Even the most famous grass enthusiasts like the All England Lawn Tennis & Croquet Club are open to the idea. The organization behind the Wimbledon championship is trialing hybrid court surfaces—real grass weaved with plastic fibers—to promote lawn tennis in climates worldwide and extend the season in the UK.
Still, all of this fake grass sprouting across the planet has sparked backlash. Some of the biggest protests have been in Australia, where synthetic turf installations became more common in home gardens and playing fields during the Millennium Drought—a roughly 12-year dry spell that ended in 2009. Many cities and regions faced extreme water restrictions that included a total ban on lawn watering in some areas…
The most obvious environmental problem with artificial grass is it’s rooted in the biggest climate nemesis of all: fossil fuel. Synthetic turf is made from a stew of petroleum-based components, making it nearly impossible to recycle.
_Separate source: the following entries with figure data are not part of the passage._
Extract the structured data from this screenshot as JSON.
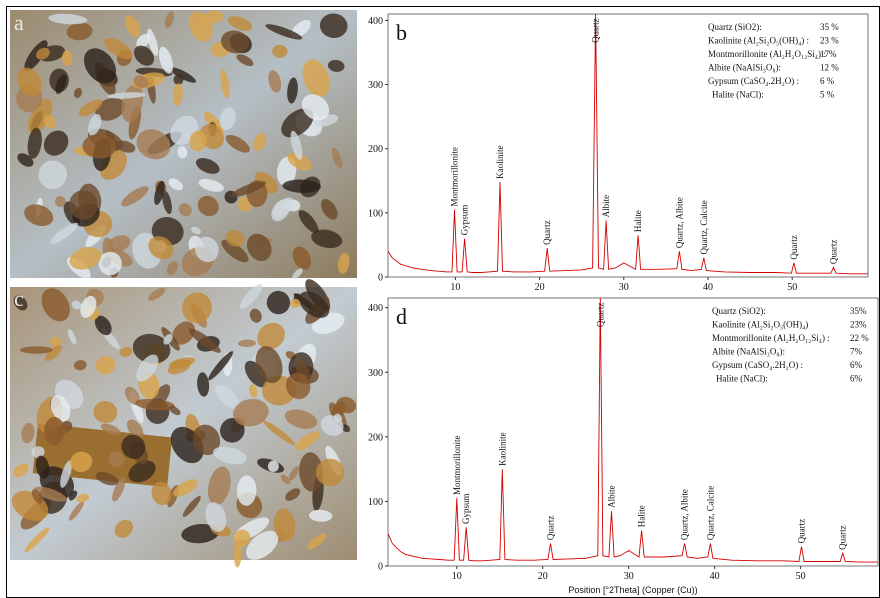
{
  "images": [
    {
      "label": "a"
    },
    {
      "label": "c"
    }
  ],
  "chart_data": [
    {
      "type": "line",
      "panel_label": "b",
      "color": "#d40000",
      "xlim": [
        2,
        59
      ],
      "ylim": [
        0,
        410
      ],
      "xticks": [
        10,
        20,
        30,
        40,
        50
      ],
      "yticks": [
        0,
        100,
        200,
        300,
        400
      ],
      "x": [
        2,
        2.5,
        3,
        3.5,
        4,
        5,
        6,
        7,
        8,
        9,
        9.6,
        9.9,
        10.2,
        10.8,
        11.1,
        11.4,
        12,
        13,
        14,
        15,
        15.3,
        15.6,
        17,
        19,
        20.6,
        20.9,
        21.2,
        23,
        25,
        26.3,
        26.65,
        27,
        27.6,
        27.9,
        28.2,
        29,
        30,
        31.4,
        31.7,
        32,
        34,
        36.3,
        36.6,
        36.9,
        38,
        39.2,
        39.5,
        39.8,
        42,
        45,
        48,
        49.9,
        50.2,
        50.5,
        53,
        54.6,
        54.9,
        55.2,
        57,
        59
      ],
      "values": [
        40,
        30,
        25,
        20,
        18,
        14,
        12,
        10,
        9,
        8,
        8,
        105,
        8,
        8,
        60,
        8,
        7,
        7,
        8,
        9,
        148,
        9,
        8,
        8,
        9,
        45,
        9,
        10,
        11,
        14,
        410,
        14,
        12,
        88,
        12,
        14,
        22,
        12,
        65,
        12,
        12,
        13,
        40,
        12,
        10,
        12,
        30,
        10,
        8,
        7,
        7,
        6,
        22,
        6,
        6,
        6,
        15,
        6,
        5,
        5
      ],
      "annotations": [
        {
          "text": "Montmorillonite",
          "x": 9.9,
          "y": 110
        },
        {
          "text": "Gypsum",
          "x": 11.1,
          "y": 65
        },
        {
          "text": "Kaolinite",
          "x": 15.3,
          "y": 153
        },
        {
          "text": "Quartz",
          "x": 20.9,
          "y": 50
        },
        {
          "text": "Quartz",
          "x": 26.65,
          "y": 365
        },
        {
          "text": "Albite",
          "x": 27.9,
          "y": 93
        },
        {
          "text": "Halite",
          "x": 31.7,
          "y": 70
        },
        {
          "text": "Quartz, Albite",
          "x": 36.6,
          "y": 45
        },
        {
          "text": "Quartz, Calcite",
          "x": 39.5,
          "y": 35
        },
        {
          "text": "Quartz",
          "x": 50.2,
          "y": 27
        },
        {
          "text": "Quartz",
          "x": 54.9,
          "y": 20
        }
      ],
      "composition": [
        {
          "mineral": "Quartz (SiO2):",
          "percent": "35 %"
        },
        {
          "mineral": "Kaolinite (Al₂Si₂O₅(OH)₄) :",
          "percent": "23 %"
        },
        {
          "mineral": "Montmorillonite (Al₂H₂O₁₂Si₄) :",
          "percent": "17%"
        },
        {
          "mineral": "Albite (NaAlSi₃O₈):",
          "percent": "12 %"
        },
        {
          "mineral": "Gypsum (CaSO₄.2H₂O) :",
          "percent": "6 %"
        },
        {
          "mineral": "Halite (NaCl):",
          "percent": "5 %"
        }
      ]
    },
    {
      "type": "line",
      "panel_label": "d",
      "color": "#d40000",
      "xlim": [
        2,
        59
      ],
      "ylim": [
        0,
        415
      ],
      "xticks": [
        10,
        20,
        30,
        40,
        50
      ],
      "yticks": [
        0,
        100,
        200,
        300,
        400
      ],
      "x_label": "Position [°2Theta] (Copper (Cu))",
      "x": [
        2,
        2.5,
        3,
        3.5,
        4,
        5,
        6,
        7,
        8,
        9,
        9.7,
        10,
        10.3,
        10.8,
        11.1,
        11.4,
        12,
        13,
        14,
        15,
        15.3,
        15.6,
        17,
        19,
        20.6,
        20.9,
        21.2,
        23,
        25,
        26.4,
        26.7,
        27,
        27.7,
        28,
        28.3,
        29,
        30,
        31.2,
        31.5,
        31.8,
        34,
        36.2,
        36.5,
        36.8,
        38,
        39.2,
        39.5,
        39.8,
        42,
        45,
        48,
        49.8,
        50.1,
        50.4,
        53,
        54.6,
        54.9,
        55.2,
        57,
        59
      ],
      "values": [
        50,
        35,
        28,
        22,
        18,
        15,
        12,
        11,
        10,
        9,
        9,
        105,
        9,
        9,
        60,
        9,
        8,
        8,
        9,
        10,
        150,
        10,
        9,
        9,
        10,
        35,
        10,
        11,
        12,
        16,
        415,
        16,
        14,
        85,
        14,
        16,
        24,
        14,
        55,
        14,
        14,
        16,
        35,
        14,
        12,
        14,
        35,
        12,
        9,
        8,
        8,
        7,
        30,
        7,
        7,
        7,
        20,
        7,
        6,
        6
      ],
      "annotations": [
        {
          "text": "Montmorillonite",
          "x": 10,
          "y": 110
        },
        {
          "text": "Gypsum",
          "x": 11.1,
          "y": 65
        },
        {
          "text": "Kaolinite",
          "x": 15.3,
          "y": 155
        },
        {
          "text": "Quartz",
          "x": 20.9,
          "y": 40
        },
        {
          "text": "Quartz",
          "x": 26.7,
          "y": 370
        },
        {
          "text": "Albite",
          "x": 28,
          "y": 90
        },
        {
          "text": "Halite",
          "x": 31.5,
          "y": 60
        },
        {
          "text": "Quartz, Albite",
          "x": 36.5,
          "y": 40
        },
        {
          "text": "Quartz, Calcite",
          "x": 39.5,
          "y": 40
        },
        {
          "text": "Quartz",
          "x": 50.1,
          "y": 35
        },
        {
          "text": "Quartz",
          "x": 54.9,
          "y": 25
        }
      ],
      "composition": [
        {
          "mineral": "Quartz (SiO2):",
          "percent": "35%"
        },
        {
          "mineral": "Kaolinite (Al₂Si₂O₅(OH)₄)",
          "percent": "23%"
        },
        {
          "mineral": "Montmorillonite (Al₂H₂O₁₂Si₄) :",
          "percent": "22 %"
        },
        {
          "mineral": "Albite (NaAlSi₃O₈):",
          "percent": "7%"
        },
        {
          "mineral": "Gypsum (CaSO₄.2H₂O) :",
          "percent": "6%"
        },
        {
          "mineral": "Halite (NaCl):",
          "percent": "6%"
        }
      ]
    }
  ]
}
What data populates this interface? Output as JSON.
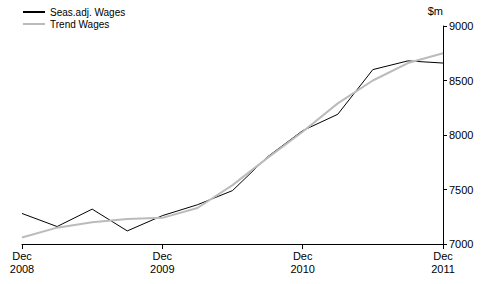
{
  "chart_data": {
    "type": "line",
    "y_label": "$m",
    "categories": [
      "Dec 2008",
      null,
      null,
      null,
      "Dec 2009",
      null,
      null,
      null,
      "Dec 2010",
      null,
      null,
      null,
      "Dec 2011"
    ],
    "series": [
      {
        "name": "Seas.adj. Wages",
        "color": "#000000",
        "values": [
          7280,
          7160,
          7320,
          7120,
          7260,
          7360,
          7490,
          7800,
          8040,
          8190,
          8600,
          8680,
          8660
        ]
      },
      {
        "name": "Trend Wages",
        "color": "#bbbbbb",
        "values": [
          7060,
          7150,
          7200,
          7230,
          7240,
          7330,
          7540,
          7790,
          8030,
          8290,
          8500,
          8660,
          8750
        ]
      }
    ],
    "ylim": [
      7000,
      9000
    ],
    "yticks": [
      7000,
      7500,
      8000,
      8500,
      9000
    ],
    "grid": false,
    "legend": "upper left"
  }
}
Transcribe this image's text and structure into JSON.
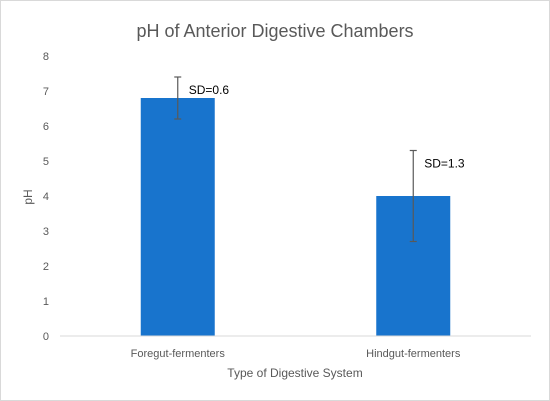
{
  "chart_data": {
    "type": "bar",
    "title": "pH of Anterior Digestive Chambers",
    "xlabel": "Type of Digestive System",
    "ylabel": "pH",
    "categories": [
      "Foregut-fermenters",
      "Hindgut-fermenters"
    ],
    "values": [
      6.8,
      4.0
    ],
    "error_bars": [
      0.6,
      1.3
    ],
    "annotations": [
      "SD=0.6",
      "SD=1.3"
    ],
    "ylim": [
      0,
      8
    ],
    "yticks": [
      0,
      1,
      2,
      3,
      4,
      5,
      6,
      7,
      8
    ],
    "grid": false,
    "legend": "none",
    "bar_color": "#1874cd",
    "error_bar_color": "#595959"
  }
}
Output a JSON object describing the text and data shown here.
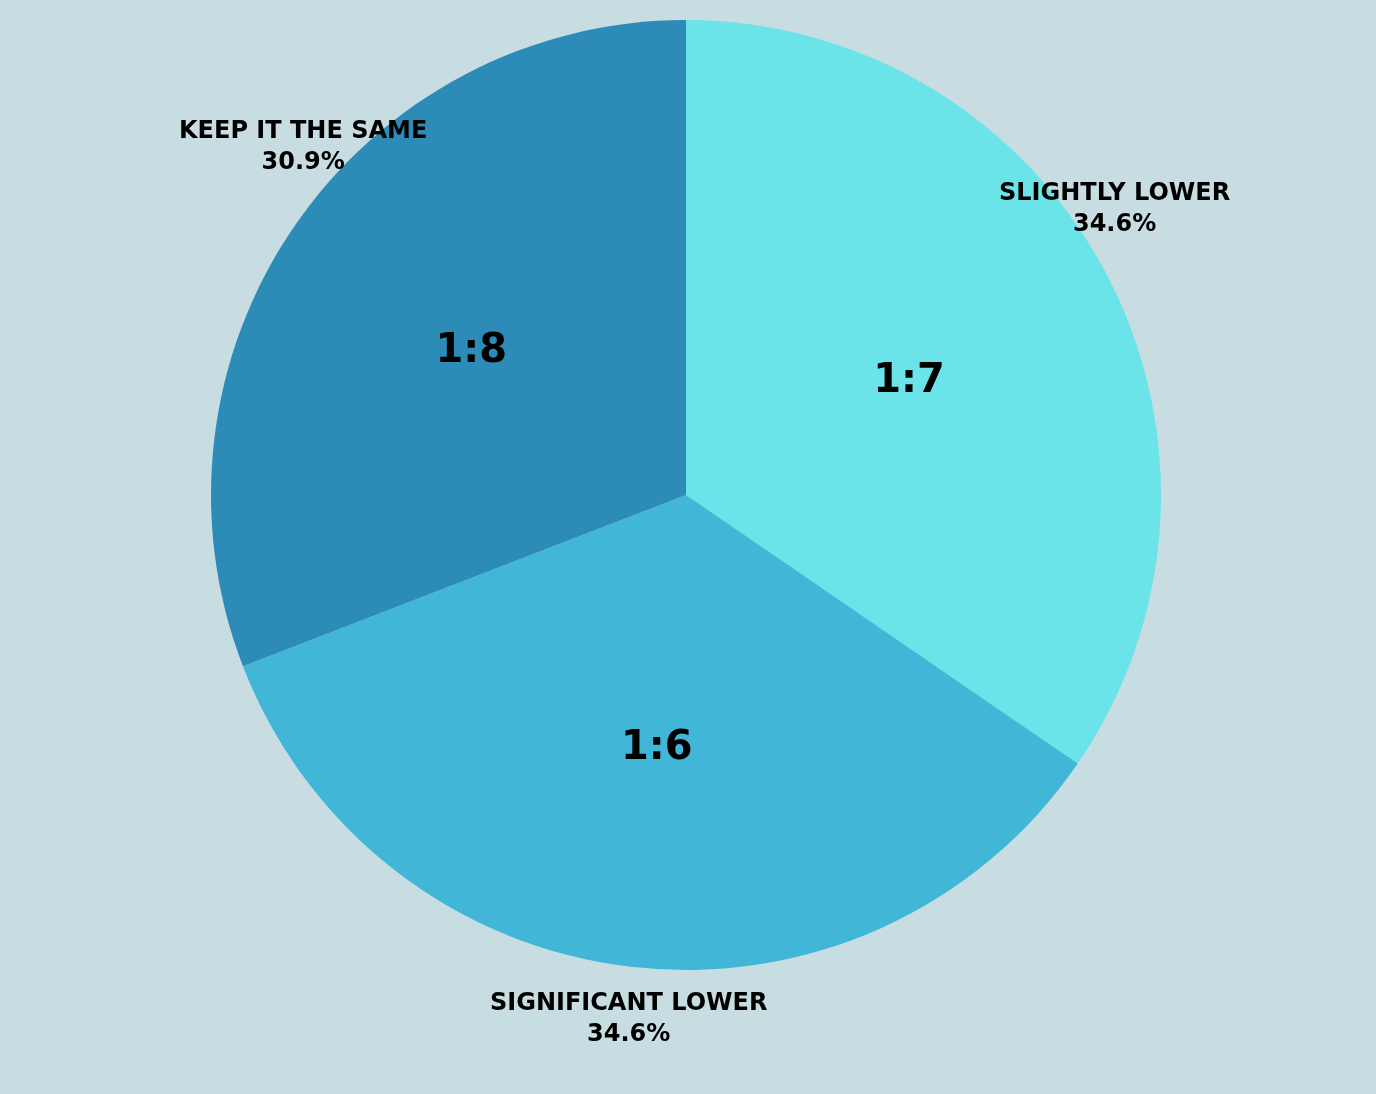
{
  "chart_data": {
    "type": "pie",
    "categories": [
      "SLIGHTLY LOWER",
      "SIGNIFICANT LOWER",
      "KEEP IT THE SAME"
    ],
    "values": [
      34.6,
      34.6,
      30.9
    ],
    "colors": [
      "#6ae4e8",
      "#42b6d6",
      "#2d8bb8"
    ],
    "value_labels": [
      "34.6%",
      "34.6%",
      "30.9%"
    ],
    "annotations": [
      {
        "text": "1:7",
        "x": "SLIGHTLY LOWER"
      },
      {
        "text": "1:6",
        "x": "SIGNIFICANT LOWER"
      },
      {
        "text": "1:8",
        "x": "KEEP IT THE SAME"
      }
    ]
  }
}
At the end of an artificial lawn’s useful life, which is about 15 years, it will likely go to a landfill or be incinerated…
Yet, even if artificial turf becomes easy to recycle, real grass will still in some ways be greener. Grass naturally absorbs carbon dioxide. Its soil supports wildlife from worms to birds. There are varieties for almost any kind of climate. Unless, of course, that climate doesn’t have enough water.
The legacy of the suburban lawn will be long indeed if the manicured green grass is replaced by green artificial turfs for decades. If it is no longer grass, is the desirable part the color or the nostalgia?
As noted elsewhere in the article, the artificial turf is not the only option. In places like Las Vegas, a rockscape or desert setting is more appropriate. Elsewhere, a yard may be filled with native plants or a garden. If the purpose of the lawn is to provide a connection to nature for the residents, these options can fit the bill in a way that artificial lawns cannot.
The real trick would seem to be creating an artificial turf that better mimics a grass lawn in look and feel without negative environmental impact. A soft and lush lawn that does not need watering, does not rely heavily on fossil fuels, and is similar to the image many Americans have of the proper yard of a single-family home? That may be the lawn worth keeping in yards across the country.